Since hacking is a fairly big, organized crime supported, business in
eastern Europe and Russia, since the potential rewards for it relative to
most jobs in those countries can be huge, and since Russia has a tradition
of excellence in math and science, I would be very surprised if there are
not some extremely bright hackers, some of whom are probably as bright as
any person on this list.

Add to that the fact that in countries like China the government itself has
identified expertise at hacking as a vital national security asset, and that
China is turning out many more programmers per year than we are, again it
would be surprising if there are not hackers, some of whom are as bright as
any person on this list.

Yes, the vast majority of hackers my just be teenage script-kiddies, but it
is almost certain there are some real geniuses plying the hacking trade.

That is why it is almost certain AGI, once it starts arriving, will be used
for evil purposes, and that we must fight such evil use by having more, and
more powerful AGI's that are being used to combat them.

Hey, no disagreement here about the potential for mischief, and the availability of bright people in the hacker community.

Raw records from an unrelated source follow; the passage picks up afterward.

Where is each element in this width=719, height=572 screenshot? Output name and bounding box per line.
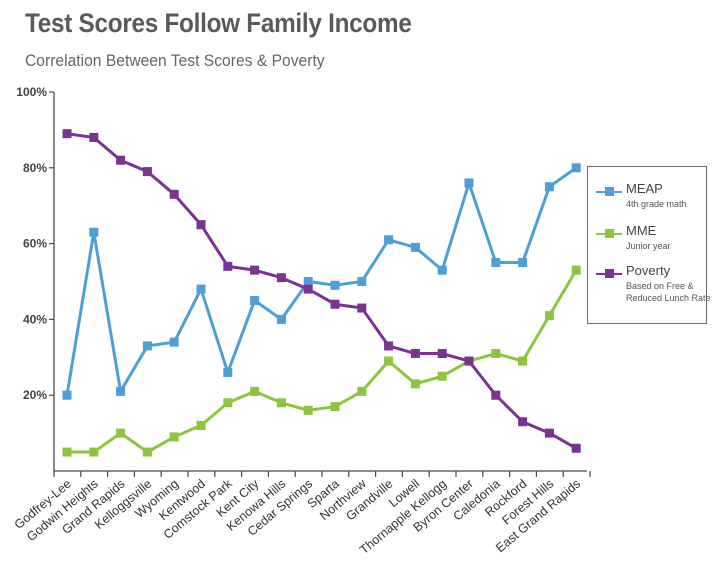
series-poverty bbox=[62, 129, 581, 453]
point-mme-16 bbox=[491, 349, 501, 359]
legend-marker-meap bbox=[605, 187, 614, 196]
point-poverty-7 bbox=[250, 265, 260, 275]
point-meap-11 bbox=[357, 277, 367, 286]
point-meap-13 bbox=[410, 242, 420, 252]
point-poverty-13 bbox=[410, 349, 420, 359]
point-mme-7 bbox=[250, 386, 260, 396]
series-mme bbox=[62, 265, 581, 457]
point-meap-10 bbox=[330, 280, 340, 290]
point-meap-16 bbox=[491, 258, 501, 268]
point-poverty-4 bbox=[169, 189, 179, 199]
legend-marker-poverty bbox=[605, 269, 614, 278]
point-poverty-2 bbox=[116, 155, 126, 165]
point-meap-12 bbox=[384, 235, 394, 245]
point-mme-9 bbox=[303, 405, 313, 415]
chart-axes: 20% 40% 60% 80% 100% bbox=[16, 85, 591, 477]
point-mme-17 bbox=[518, 356, 528, 366]
legend-note-poverty: Based on Free & Reduced Lunch Rate bbox=[626, 281, 711, 303]
legend-swatch-poverty bbox=[596, 269, 622, 279]
point-mme-13 bbox=[410, 379, 420, 389]
point-meap-7 bbox=[250, 295, 260, 305]
series-line-poverty bbox=[66, 132, 577, 450]
legend-label-mme: MME bbox=[626, 223, 657, 238]
point-meap-2 bbox=[116, 386, 126, 396]
point-meap-8 bbox=[276, 314, 286, 324]
point-mme-8 bbox=[276, 398, 286, 408]
y-tick-label-80: 80% bbox=[23, 161, 47, 175]
point-mme-14 bbox=[437, 371, 447, 381]
chart-title: Test Scores Follow Family Income bbox=[25, 8, 412, 38]
point-poverty-0 bbox=[62, 129, 72, 139]
chart-legend: MEAP 4th grade math MME Junior year Pove… bbox=[587, 166, 711, 324]
point-poverty-5 bbox=[196, 220, 206, 230]
chart-series-layer bbox=[62, 129, 581, 457]
legend-swatch-mme bbox=[596, 229, 622, 239]
series-line-meap bbox=[65, 166, 578, 396]
point-meap-3 bbox=[142, 341, 152, 351]
y-tick-label-60: 60% bbox=[23, 237, 47, 251]
point-poverty-17 bbox=[518, 417, 528, 427]
point-meap-1 bbox=[89, 227, 99, 237]
point-poverty-1 bbox=[89, 132, 99, 142]
point-mme-0 bbox=[62, 447, 72, 457]
legend-marker-mme bbox=[605, 229, 614, 238]
point-poverty-9 bbox=[303, 284, 313, 294]
point-poverty-8 bbox=[276, 273, 286, 283]
point-poverty-10 bbox=[330, 299, 340, 309]
point-meap-4 bbox=[169, 337, 179, 347]
point-poverty-19 bbox=[571, 443, 581, 453]
point-poverty-15 bbox=[464, 356, 474, 366]
point-poverty-12 bbox=[384, 341, 394, 351]
point-meap-9 bbox=[303, 277, 313, 286]
point-mme-10 bbox=[330, 402, 340, 412]
legend-swatch-meap bbox=[596, 187, 622, 197]
point-meap-18 bbox=[544, 182, 554, 192]
point-meap-19 bbox=[571, 163, 581, 173]
point-poverty-18 bbox=[544, 428, 554, 438]
point-mme-1 bbox=[89, 447, 99, 457]
chart-subtitle: Correlation Between Test Scores & Povert… bbox=[25, 51, 325, 70]
point-meap-17 bbox=[518, 258, 528, 268]
point-poverty-14 bbox=[437, 349, 447, 359]
y-tick-label-20: 20% bbox=[23, 388, 47, 402]
point-mme-3 bbox=[142, 447, 152, 457]
point-mme-2 bbox=[116, 428, 126, 438]
point-mme-4 bbox=[169, 432, 179, 442]
point-meap-5 bbox=[196, 284, 206, 294]
legend-label-poverty: Poverty bbox=[626, 263, 671, 278]
series-meap bbox=[62, 163, 581, 400]
point-meap-14 bbox=[437, 265, 447, 275]
point-poverty-3 bbox=[142, 167, 152, 177]
point-mme-6 bbox=[223, 398, 233, 408]
point-meap-15 bbox=[464, 178, 474, 188]
legend-label-meap: MEAP bbox=[626, 181, 663, 196]
point-meap-0 bbox=[62, 390, 72, 400]
point-mme-12 bbox=[384, 356, 394, 366]
legend-note-mme: Junior year bbox=[626, 241, 671, 251]
point-mme-11 bbox=[357, 386, 367, 396]
point-mme-19 bbox=[571, 265, 581, 275]
point-meap-6 bbox=[223, 367, 233, 377]
legend-note-meap: 4th grade math bbox=[626, 199, 687, 209]
y-tick-label-100: 100% bbox=[16, 85, 47, 99]
point-mme-5 bbox=[196, 421, 206, 431]
y-tick-label-40: 40% bbox=[23, 312, 47, 326]
point-poverty-16 bbox=[491, 390, 501, 400]
point-poverty-11 bbox=[357, 303, 367, 313]
point-mme-18 bbox=[544, 311, 554, 321]
point-poverty-6 bbox=[223, 261, 233, 271]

My only point was that among those who write damaging viruses (so, not those who penetrate into systems for profit or ideology, but those whose kick is to cause serious damage to large numbers of random machines), there was a bizarrely low percentage of people who could pull it off.

What I am saying is that as an empirical fact, it baffled us every day. Writing a devastating virus was a relatively simple matter. But when we looked inside people's attempts to do it, we would gradually understand what their code was supposed to do ... and then, when we understood the design, we would almost always (in my experience) see some huge, glaring stupidity in the code, which made it fail.

It just seemed as though *real* maliciousness was always combined with rank amateurism. Good job too, but nevertheless a fascinating piece of empirical data.

No big issue, I offer this only as an interesting tidbit.